Inventorier les caractéristiques de l'institution militaire aujourd'hui, c'est inévitablement révéler ses singularités dans une société souvent désabusée qui semble négliger les valeurs qu'exige le métier des armes. La cohésion et l'efficacité militaires qu'entretiennent par nécessité les armées dans un champ de contraintes accrues sont un patrimoine républicain à verser au crédit du pays tout entier, comme l'indique l'auteur.
L'institution militaire aujourd'hui
The military institute today
To take inventory of the characteristics of today’s military institution is to inevitably reveal its singularities in an often-disillusioned society that seems to overlook all that it demands of its armed professionals. As the author indicates, the military cohesion and efficiency that are the armies must entertain within a field of increasing constraints are a republican heritage credited to the entire country.
Parler de communauté militaire au moment où l’on constate les effets dévastateurs du communautarisme sur la cohésion nationale peut paraître paradoxal. S’agirait-il d’une de ces tribus nées de la déferlante qui scinde tout selon le genre, la race, la religion, l’origine, les mœurs ? La communauté de défense serait-elle l’une de ces niches de la mosaïque nationale qui fonctionnerait à l’instar d’une ruche aux alvéoles plus ou moins étanches ? Aurait-elle un quelconque préjudice à faire valoir et des victimes à mettre en exergue pour obtenir réparation ? Ou bien, serait-ce une sorte de corporation archaïque vaguement suspecte de continuer de mêler au respect de la République des symboles issus des gloires d’avant 1789 ?
Les générations qui ont fait leur service militaire se disent peut-être qu’avec elles disparaîtra le souvenir de l’armée de la Nation et de sa vocation universelle. Le corps professionnel qui lui a succédé rejoindrait le commun des structures mortelles dans le souci des droits et avantages, comme les ambulanciers, les veilleurs de nuit et les experts-comptables. Une sociologie plus investigatrice et pas spontanément bienveillante pourrait mettre en relief une communauté avec ses mœurs austères, ses valeurs sans concession, ses interdits anachroniques, vivant en parallèle du reste de la société avec le 14 juillet comme seul point de convergence. Moment canaille où les contraires s’assembleraient pour un temps d’ivresse. Spectacle de nostalgie sans lendemain destiné tout au plus à égayer un quotidien terne et des perspectives sombres.
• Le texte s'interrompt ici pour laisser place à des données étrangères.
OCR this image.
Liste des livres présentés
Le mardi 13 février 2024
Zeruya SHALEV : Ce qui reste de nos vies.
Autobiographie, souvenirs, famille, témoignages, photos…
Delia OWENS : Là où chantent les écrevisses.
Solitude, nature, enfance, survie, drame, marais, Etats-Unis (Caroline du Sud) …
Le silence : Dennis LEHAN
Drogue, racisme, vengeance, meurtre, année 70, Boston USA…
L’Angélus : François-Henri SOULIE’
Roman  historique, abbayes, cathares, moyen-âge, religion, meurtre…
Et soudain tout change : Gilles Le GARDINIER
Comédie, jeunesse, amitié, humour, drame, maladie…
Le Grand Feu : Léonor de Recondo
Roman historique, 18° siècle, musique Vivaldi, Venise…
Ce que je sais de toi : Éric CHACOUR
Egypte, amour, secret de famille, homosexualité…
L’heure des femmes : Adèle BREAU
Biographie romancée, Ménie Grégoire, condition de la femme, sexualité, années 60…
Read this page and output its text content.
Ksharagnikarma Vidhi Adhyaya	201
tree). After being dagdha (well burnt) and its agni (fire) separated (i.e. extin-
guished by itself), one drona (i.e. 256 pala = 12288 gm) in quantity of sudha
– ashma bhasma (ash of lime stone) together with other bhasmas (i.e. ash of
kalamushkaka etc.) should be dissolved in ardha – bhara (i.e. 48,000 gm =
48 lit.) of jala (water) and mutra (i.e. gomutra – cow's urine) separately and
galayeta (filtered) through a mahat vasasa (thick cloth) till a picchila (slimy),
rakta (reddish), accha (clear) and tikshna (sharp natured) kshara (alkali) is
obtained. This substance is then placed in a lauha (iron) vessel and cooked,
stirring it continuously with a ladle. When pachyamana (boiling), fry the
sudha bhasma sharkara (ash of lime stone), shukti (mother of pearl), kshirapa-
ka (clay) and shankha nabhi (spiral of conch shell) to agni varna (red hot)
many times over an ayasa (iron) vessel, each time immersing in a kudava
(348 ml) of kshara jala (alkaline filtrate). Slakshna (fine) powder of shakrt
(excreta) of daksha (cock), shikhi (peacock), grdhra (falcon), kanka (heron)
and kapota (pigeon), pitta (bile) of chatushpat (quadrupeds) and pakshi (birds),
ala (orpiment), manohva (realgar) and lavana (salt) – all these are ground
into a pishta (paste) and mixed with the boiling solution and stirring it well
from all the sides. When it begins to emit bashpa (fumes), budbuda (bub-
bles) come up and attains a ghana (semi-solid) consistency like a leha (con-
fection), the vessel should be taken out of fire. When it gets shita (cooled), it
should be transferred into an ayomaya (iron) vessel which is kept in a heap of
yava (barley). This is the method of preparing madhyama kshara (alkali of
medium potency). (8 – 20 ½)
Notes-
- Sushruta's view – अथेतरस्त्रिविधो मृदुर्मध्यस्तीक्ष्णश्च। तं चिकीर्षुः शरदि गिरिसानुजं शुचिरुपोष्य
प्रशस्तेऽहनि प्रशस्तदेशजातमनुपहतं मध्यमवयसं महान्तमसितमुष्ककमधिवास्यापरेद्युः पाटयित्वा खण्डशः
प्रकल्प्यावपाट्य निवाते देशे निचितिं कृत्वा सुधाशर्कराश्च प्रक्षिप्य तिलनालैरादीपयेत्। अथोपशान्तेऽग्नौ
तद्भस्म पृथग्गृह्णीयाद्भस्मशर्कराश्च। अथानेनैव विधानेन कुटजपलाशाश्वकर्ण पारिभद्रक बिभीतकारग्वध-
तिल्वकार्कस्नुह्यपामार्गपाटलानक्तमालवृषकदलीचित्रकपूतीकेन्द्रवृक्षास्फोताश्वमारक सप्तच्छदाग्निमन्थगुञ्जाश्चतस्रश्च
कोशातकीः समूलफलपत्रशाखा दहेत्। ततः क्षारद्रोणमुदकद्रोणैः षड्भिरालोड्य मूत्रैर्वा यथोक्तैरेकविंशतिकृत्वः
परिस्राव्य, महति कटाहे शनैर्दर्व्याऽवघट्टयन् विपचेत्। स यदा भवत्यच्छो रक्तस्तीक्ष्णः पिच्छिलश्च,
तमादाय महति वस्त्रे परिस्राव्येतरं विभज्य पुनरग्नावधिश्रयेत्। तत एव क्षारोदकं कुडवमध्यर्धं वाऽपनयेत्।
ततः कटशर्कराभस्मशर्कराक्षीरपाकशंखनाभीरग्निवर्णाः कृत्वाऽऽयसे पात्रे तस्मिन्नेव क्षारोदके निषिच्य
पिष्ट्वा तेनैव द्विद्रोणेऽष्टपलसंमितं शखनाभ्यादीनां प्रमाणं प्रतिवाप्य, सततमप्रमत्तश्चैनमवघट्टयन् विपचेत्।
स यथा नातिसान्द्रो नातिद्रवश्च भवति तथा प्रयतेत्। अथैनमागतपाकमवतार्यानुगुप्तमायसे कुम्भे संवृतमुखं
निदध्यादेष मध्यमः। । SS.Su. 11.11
C’est un général en deuxième section, issu des promotions d’avant-guerre, professeur d’histoire à temps perdu, qui m’a aidé à lever le voile sur cette communauté militaire à laquelle ma famille était étrangère, si l’on excepte mon père, simple fantassin colonial, blessé grièvement sur la RC4, en 1949. Ses cours mêlaient une image grandiose de notre passé à l’émotion soulevée à l’évocation des grandes figures nationales. Il ressemblait un peu au général de Gaulle et paraissait immense. À son contact, malgré une distance de forme où la crainte rejoignait l’admiration, nous mêlions le désir de le chahuter au souhait de ne pas le décevoir. Un Noël, nous avons décidé de nous cotiser pour lui offrir un cadeau. Nos moyens étaient modestes, mais nous mîmes du cœur à comploter pour obtenir son adresse et nous rendre en délégation chez lui. Le vieux soldat était sans doute mieux préparé à un assaut ennemi qu’à une telle manifestation. Incapable d’articuler un mot, l’œil brillant trahissant son trouble, il nous fit entrer, nous offrit à boire et à manger le peu qu’il avait dans ses placards de veuf et nous parla longuement de ce qu’il gardait au plus profond de lui : sa vie de spahi. Ses murs étaient couverts de photos, de croquis et de fanions. Il nous les commenta tour à tour, citant sans hésitation le nom des hommes avec lesquels il avait combattu : simple spahi montant la garde devant sa porte, cavaliers dévoués, sous-officiers et officiers dont beaucoup étaient restés en Italie et ailleurs. Tous compagnons d’armes. Il nous avoua consacrer l’essentiel de son temps à ceux d’entre eux que la vie malmenait. La solidarité développée dans l’épreuve se poursuivait hors du cadre militaire. Une dizaine d’années plus tard, je retrouvais ce général à Coëtquidan lors du jumelage de ma promotion avec celle sortie de l’école cinquante ans plus tôt.